Sem nada pra fazer em uma sexta à noite, com um bom livro em mãos e olhando para a lua iluminando o céu, comecei a refletir sobre o amor à moda antiga. Ao folhear as páginas de tal livro, logo li sobre como era um namoro há algumas décadas. “Moça que deixasse segurar a mão em público estava, pois, com a reputação comprometida.” “Beijo, só depois de alguns meses: um beijo furtivo, no recuo do portão ou atrás de uma árvore, era a próxima etapa a conquistar, só se pensava nisso. E nesse dia a alma embandeirada decretava para o namoro um feriado nacional.” Sábias palavras de Fernando Sabino.
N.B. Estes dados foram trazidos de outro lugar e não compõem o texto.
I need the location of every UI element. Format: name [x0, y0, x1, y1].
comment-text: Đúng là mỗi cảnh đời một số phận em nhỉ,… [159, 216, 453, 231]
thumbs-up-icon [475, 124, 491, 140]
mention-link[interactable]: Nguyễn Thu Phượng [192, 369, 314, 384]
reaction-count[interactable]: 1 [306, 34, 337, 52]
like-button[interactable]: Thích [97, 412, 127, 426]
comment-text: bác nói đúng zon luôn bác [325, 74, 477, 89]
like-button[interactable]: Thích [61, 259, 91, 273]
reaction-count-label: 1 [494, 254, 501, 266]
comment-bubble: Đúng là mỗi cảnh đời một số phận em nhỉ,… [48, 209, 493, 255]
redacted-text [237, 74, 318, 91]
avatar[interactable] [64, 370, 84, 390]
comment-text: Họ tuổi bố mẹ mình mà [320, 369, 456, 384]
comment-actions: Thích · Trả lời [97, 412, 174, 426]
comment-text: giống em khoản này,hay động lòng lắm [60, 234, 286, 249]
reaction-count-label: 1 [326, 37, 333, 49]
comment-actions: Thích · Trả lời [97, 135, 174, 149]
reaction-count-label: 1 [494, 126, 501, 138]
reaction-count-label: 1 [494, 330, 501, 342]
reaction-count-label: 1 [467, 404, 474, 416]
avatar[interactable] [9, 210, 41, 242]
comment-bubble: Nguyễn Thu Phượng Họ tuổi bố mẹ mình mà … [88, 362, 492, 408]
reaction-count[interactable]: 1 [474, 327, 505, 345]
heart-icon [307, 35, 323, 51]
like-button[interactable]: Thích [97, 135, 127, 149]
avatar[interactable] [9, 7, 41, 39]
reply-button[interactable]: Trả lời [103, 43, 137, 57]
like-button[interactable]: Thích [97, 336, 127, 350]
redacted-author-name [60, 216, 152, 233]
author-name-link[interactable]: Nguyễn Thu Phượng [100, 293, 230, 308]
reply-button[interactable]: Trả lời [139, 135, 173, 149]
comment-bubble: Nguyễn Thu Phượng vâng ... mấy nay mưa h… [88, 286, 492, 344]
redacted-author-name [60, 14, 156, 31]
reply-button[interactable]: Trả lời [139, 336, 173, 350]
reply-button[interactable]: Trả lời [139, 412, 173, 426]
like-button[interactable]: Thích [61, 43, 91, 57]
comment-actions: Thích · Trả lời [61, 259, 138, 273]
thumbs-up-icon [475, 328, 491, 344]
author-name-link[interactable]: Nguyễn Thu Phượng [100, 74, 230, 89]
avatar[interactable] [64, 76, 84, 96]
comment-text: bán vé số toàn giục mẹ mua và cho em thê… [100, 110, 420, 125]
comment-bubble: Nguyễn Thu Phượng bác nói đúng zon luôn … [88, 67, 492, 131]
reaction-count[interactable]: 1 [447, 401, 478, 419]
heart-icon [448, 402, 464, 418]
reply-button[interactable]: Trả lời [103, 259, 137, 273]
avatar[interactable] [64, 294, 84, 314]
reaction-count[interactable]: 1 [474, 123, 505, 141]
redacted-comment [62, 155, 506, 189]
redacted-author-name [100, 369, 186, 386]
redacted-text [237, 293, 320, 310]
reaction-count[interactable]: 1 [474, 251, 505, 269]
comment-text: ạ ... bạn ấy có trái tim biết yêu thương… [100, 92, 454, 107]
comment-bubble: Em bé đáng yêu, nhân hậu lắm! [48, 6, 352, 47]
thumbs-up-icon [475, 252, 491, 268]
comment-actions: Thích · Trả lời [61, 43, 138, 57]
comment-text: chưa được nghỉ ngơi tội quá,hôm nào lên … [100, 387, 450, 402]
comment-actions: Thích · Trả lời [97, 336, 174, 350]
Lendo palavras assim, começo a me perguntar:
Por que banalizaram o namoro, o amor?
Pois dependendo da velocidade que anda certos namoros e certas pessoas que encontramos, simplesmente as coisas perdem a graça mais cedo, dando a sensação de que já usufruiu de tudo de bom que tinha naquela pessoa/namoro e nada mais parece ser emocionante. Alguns dizem que pra um relacionamento durar é preciso “revolucionar” o sexo a cada tempo, é preciso sair da rotina, buscar novas aventuras com o parceiro. Tudo isso é válido pra a outra pessoa não se interessar pela “mulher” alheia? E quando ouço falar da tamanha dificuldade que é morar junto, ou do esforço que ambos devem fazer para se adaptar com as diferenças do outro... Por que as avançadas etapas de um namoro se tornaram tão acessíveis? Pra ficar chato com o tempo, pra ficar enjoativo, pra um dos dois sair mais magoado no fim da história.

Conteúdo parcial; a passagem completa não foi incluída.